AIによってスキルの価値が揺らぐ中で、個々人がどう生きるのかという問いは、これからさらに大きなものになっていくでしょうね。ぐらぐらな、社会。ぐらぐら、アイデンティティ。
強い悲しみと怒りの表現方法を持たない人間たち
ただ、自分が思うのは、この記事の筆者のように、文章という表現方法によって自身が感じている鬱屈とした強い悲しみと怒りの表現方法を持っている人は実は少数派な気がするんですよね。
人によってはその表現方法が絵を描くことだったり、曲を作ることだったり、何か、そういった表現としてのアウトプット手段であるわけです。
ところが、これまでそういった手段を取る必要性がなく、言われたことを言われた通りにこなし、歯車となって働くことで社会に真面目に貢献してきた人間ほど、こうした「怒りや悲しみを表現する」スキルが育っていない可能性がある。
人類、どちらかというと原始的な脳──システム1優位の爬虫類的な脳のほうが強いので、強い感情がわっと湧き上がるのは自然なことではあるものの、こと現代社会においては、その必要性って比較的低かったと思うんですよね。特にアイデンティティの喪失などの根本に関する事柄に関しては。
ところが、AIの進化によって変化に適応できない人間が増えてくると、突然、強い悲しみや怒りを感じたとき、それらをどうやって処理したらよいか分からなくなってしまうと思うんですよ。その方法を知らない。でも感情は吐き出さなくてはならない。だから多くの人は、SNSであさっての方向に向かって可能な限りの罵詈雑言を並び立てているとも思うんですよね。
いろんな複雑な感情を自分の中で処理しきれないから、それらを圧縮し、「バカめ」といった短い出力でしかその感情を表現できない。苦しい。圧縮して出てきた言葉も、自分の感じていることの全てを内包しているわけではないから、自分の中に"感情のカス"がどうしても残ってしまう。だからまた吐き出す。「クソが」。それでもやっぱり残ってしまう。

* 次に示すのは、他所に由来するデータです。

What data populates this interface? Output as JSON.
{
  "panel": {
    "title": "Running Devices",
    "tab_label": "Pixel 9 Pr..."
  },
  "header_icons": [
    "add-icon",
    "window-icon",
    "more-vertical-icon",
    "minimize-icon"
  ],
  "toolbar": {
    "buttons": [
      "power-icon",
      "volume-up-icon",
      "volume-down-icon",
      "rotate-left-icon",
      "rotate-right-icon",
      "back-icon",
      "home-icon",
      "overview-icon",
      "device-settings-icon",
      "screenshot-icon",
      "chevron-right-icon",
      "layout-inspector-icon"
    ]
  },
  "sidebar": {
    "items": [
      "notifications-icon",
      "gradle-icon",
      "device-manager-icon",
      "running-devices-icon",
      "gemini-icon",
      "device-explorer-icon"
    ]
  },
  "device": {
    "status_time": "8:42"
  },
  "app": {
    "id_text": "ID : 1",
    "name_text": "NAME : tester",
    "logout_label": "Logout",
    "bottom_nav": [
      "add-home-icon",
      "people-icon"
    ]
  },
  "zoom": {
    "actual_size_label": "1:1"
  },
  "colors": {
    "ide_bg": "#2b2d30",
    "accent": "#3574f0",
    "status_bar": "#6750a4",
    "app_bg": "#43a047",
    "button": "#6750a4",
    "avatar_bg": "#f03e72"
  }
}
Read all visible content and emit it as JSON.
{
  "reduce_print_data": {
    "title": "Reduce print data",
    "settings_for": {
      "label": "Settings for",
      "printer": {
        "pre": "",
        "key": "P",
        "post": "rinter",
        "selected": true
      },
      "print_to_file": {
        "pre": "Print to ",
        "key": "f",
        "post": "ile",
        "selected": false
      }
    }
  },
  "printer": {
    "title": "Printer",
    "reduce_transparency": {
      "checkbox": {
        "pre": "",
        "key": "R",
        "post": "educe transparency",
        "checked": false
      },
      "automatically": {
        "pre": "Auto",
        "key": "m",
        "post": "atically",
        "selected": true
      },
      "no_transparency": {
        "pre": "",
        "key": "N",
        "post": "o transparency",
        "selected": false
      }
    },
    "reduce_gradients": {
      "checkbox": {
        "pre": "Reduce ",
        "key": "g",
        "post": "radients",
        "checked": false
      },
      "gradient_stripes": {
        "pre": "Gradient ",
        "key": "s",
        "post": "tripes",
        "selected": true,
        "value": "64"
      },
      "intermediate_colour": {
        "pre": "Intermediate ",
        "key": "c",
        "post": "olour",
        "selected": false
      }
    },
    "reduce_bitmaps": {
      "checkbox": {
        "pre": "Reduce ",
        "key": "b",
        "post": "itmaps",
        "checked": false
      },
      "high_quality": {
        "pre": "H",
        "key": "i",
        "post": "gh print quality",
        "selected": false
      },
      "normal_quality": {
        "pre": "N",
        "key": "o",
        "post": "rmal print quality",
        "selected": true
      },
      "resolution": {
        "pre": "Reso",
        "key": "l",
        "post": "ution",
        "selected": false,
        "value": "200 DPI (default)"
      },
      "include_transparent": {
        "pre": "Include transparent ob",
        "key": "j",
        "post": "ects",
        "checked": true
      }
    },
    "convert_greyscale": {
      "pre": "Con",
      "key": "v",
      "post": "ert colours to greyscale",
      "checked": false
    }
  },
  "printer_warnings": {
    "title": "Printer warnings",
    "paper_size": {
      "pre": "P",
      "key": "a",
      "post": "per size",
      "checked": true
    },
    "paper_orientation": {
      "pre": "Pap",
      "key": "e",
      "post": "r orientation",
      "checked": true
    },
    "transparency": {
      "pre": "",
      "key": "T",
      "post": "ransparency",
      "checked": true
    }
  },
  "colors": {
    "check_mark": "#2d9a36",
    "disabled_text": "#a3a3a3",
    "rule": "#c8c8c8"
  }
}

そういった意味でいうと、ChatGPTのようなチャット型に特化したAIが出てきたのはとても良いことだと思うんですよ。拙い言葉でもAIは察してくれて、言葉を補強してくれるので、なんとなく自分の言いたいこと、感じていること、伝えたいことを代わりに「あ、こういうことね」という形で文章として提示してくれる。これによって感情の消化が上手くできている人は着実に増えていると思います。
とはいえ、AIを通すと良くも悪くも自分の考えや感情が「ならされてしまう」ので、そこでまた新しいフラストレーションを溜め込んでしまう可能性はありますが。
問題は、そういった強い負の感情をきちんと自分で処理し、適切にコントロールできるかということ。これから社会全体がアイデンティティの危機に陥っていく中、それが可能かどうかがこれからの時代を生き抜く重要なカギになっていくはず。